Milletvekili aday adaylarının yarışa girdiği şu günlerde siyasetin ‘bir bilenleri’ konuya yaklaşırken ilk kullandıkları ifade ‘İşin uzmanı olmalıdır’ diyerek sözlerine başlıyorlar.
İşin uzmanı nasıl olmalı?
Memlekette simit satan kişiden tutun da yıllarını politikanın içinde geçiren her kişi ‘işin uzmanı’ konumunda!
Maalesef durum böyle…
Siyasetten ve spordan anlamayan kaç kişi çıkar? Bir anket yapın her iki mesleği de bilen kişi sayısı Türkiye’nin yüzde 95’in üzerinde çıkar.
İşin uzmanlığı da kişiye göre değişen ‘göreceli’ bir kavramdır.
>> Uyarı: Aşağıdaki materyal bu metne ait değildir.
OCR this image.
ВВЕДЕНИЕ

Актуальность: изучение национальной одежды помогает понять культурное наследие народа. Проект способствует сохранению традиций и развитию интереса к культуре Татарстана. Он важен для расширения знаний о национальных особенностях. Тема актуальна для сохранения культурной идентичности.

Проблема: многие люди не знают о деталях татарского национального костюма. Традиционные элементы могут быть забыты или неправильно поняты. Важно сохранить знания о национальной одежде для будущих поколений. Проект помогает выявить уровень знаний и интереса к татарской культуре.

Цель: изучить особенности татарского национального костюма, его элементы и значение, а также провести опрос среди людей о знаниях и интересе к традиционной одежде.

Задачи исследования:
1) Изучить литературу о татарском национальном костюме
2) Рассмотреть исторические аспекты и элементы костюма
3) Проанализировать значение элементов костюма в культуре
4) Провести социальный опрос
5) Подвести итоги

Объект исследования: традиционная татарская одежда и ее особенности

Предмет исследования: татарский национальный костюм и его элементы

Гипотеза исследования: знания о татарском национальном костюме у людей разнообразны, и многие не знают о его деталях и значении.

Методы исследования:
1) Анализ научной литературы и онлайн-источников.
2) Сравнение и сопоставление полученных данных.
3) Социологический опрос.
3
Ben işin uzmanlığını da hala anlamış değilim. İşin uzmanlığı yerine ‘hak eden’ diyerek biraz daha cümleleri yumuşatsak belki aday adaylarına hareket kabiliyeti bırakmış oluruz.
Siyaset, babadan oğula geçen meslek oldu. Babasının oğlu olan isimlerin bir dönem milletvekilliği yaptıktan sonra ömür boyu milletvekili emekliliğini hak edip sonrasında tarih olduklarına o kadar çok tanıklık ettik ki, ben kendi adıma bu eski siyasetçilerin oğullarını, topçuları, popçuları, toplumda mağdur durumda gözüken insanları vitrine taşımanın doğru olmadığını düşünüyorum.
Alparslan Türkeş’in iki oğlu milletvekili oldular. Neredeler
Turgut Özal’ın oğlu milletvekili oldu. Bugün Cumhurbaşkanı adayı. Aldığı imza sayısı ortada…
Bu örnekleri alt alta sıralayıp çoğaltabiliriz. Milletin vekili olacak kişiyi milletin kendisi seçmeli, belirlemeli. Oysaki genel başkanlar ve başkanlık divanları bu isimleri belirlediği için ‘işin uzmanı’ olan kişilerden çok ‘işlerine yarayan isimleri’ meclise taşımayı tercih ediyorlar.
Sonra da biz seçmenler ‘bu vekiller ile olmuyor’ diyerek başlıyoruz eleştirmeye.
Aslında listeye girenler ‘işin uzmanı’ kişiler…
Genel merkezi bağlamayı, genel başkanın gözüne girmeyi başaranlar oluyor…
Gerekirse paralarını döküp saçıp listeye giriyorlar. İşin uzmanı olmasalar bunu başarabilirler mi?
Kendi adıma Adana özelinde milletvekili listelerinin gerek Cumhur İttifakına, gerekse de Millet İttifakına oy getirme adına toplumda karşılığı olan ancak ‘işi olumsuzluk adına bilmeyen’ kişilerden oluşmasının artı puan getireceğinden yanayım.
Benim gibi her Adanalı da bunu düşünüyordur. Onu da tahmin ediyorum. Belediye başkanı, partinin genel merkez yöneticisi, il ve ilçelerin yöneticileri işin içine girip kendi adamlarını listeye koyma yarışına girdiklerinde ortaya çıkan sonuçları hep birlikte yaşayarak gördük bunca yıl…
Milletvekilliği hatır gönül ilişkisi içinde gelişerek yapılacak bir meslek değil. Adı üzerinde milletin vekili olacaksınız.
Başaramayacaklarını halkın bildiği isimleri aday yaparsanız o vekillerin olacağı da ancak ‘bir dönem sonra emekli vekil’ olma sıfatıdır.